Mikkel N. Jørgensen is a PhD fellow at the department of Aesthetics and Culture at Aarhus University in Denmark where he is currently working on the project: Contesting the Borderscape: Aesthetic Activisms and Utopian Hope in the Global Border Regime that focusses on current poetic responses to the global impact of borders. He co-coordinates the research unit Inquiries into the Political and the Aesthetic and the junior researcher network of Center for Migration and Integration research, both at Aarhus University. He has previously published in Studies of Arts and Humanities Journal and the Danish cultural journal Kulturo. He is an editorial member for the Nordic journal of literature and criticism Passage – Tidsskrift for litteratur og kritik and book review editor for the Nordic cultural journal K&K.

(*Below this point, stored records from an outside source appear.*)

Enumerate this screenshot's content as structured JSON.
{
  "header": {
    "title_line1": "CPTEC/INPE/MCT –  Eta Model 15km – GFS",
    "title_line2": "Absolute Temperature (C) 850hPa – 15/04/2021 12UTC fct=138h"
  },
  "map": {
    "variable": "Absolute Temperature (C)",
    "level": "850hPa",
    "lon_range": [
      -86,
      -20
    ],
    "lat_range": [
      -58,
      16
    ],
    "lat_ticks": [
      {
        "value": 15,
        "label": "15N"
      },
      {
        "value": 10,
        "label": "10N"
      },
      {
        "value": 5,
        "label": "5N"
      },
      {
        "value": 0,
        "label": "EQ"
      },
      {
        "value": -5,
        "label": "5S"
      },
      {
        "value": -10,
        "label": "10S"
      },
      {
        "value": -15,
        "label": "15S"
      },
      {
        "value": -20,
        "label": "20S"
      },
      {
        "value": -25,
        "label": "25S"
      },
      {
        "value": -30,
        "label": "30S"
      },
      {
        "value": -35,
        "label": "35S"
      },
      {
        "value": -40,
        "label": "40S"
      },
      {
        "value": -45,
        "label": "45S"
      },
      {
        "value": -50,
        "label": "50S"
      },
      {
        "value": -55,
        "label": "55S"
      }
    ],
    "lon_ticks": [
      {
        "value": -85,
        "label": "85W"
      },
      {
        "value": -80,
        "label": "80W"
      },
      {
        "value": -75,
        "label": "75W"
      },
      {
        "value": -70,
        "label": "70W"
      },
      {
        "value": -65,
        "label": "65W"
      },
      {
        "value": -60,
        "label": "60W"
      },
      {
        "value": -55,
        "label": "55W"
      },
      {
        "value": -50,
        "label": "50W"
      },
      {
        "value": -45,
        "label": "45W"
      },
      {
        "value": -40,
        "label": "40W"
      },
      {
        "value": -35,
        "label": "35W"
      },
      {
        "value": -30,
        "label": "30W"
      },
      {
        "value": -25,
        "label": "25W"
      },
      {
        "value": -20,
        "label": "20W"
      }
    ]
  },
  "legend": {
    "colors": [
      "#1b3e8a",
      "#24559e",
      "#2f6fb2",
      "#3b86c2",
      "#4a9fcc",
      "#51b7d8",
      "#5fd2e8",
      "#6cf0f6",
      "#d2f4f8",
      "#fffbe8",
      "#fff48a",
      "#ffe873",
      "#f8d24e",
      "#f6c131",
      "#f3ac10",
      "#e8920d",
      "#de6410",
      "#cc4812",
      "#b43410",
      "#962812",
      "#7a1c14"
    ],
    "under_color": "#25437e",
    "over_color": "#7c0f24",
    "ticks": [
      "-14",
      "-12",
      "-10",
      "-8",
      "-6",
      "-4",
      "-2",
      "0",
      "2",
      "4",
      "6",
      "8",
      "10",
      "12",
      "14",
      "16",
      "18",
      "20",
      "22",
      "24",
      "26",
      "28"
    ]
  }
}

Maj Ørskov is a PhD fellow at the department of Aesthetics and Culture at Aarhus University in Denmark where she is currently working on the project: Afterimages of the Egyptian Uprising: Aesthetic Negotiations of Image- and Body Politics in Contemporary, Experimental Cinema from Egypt. She co-coordinates the research unit Inquiries into the Political and the Aesthetic and is an editorial assistant at The Nordic Journal of Aesthetics. She has previously published in Global Media Journal (German Edition) and the Danish cultural journal Kulturo.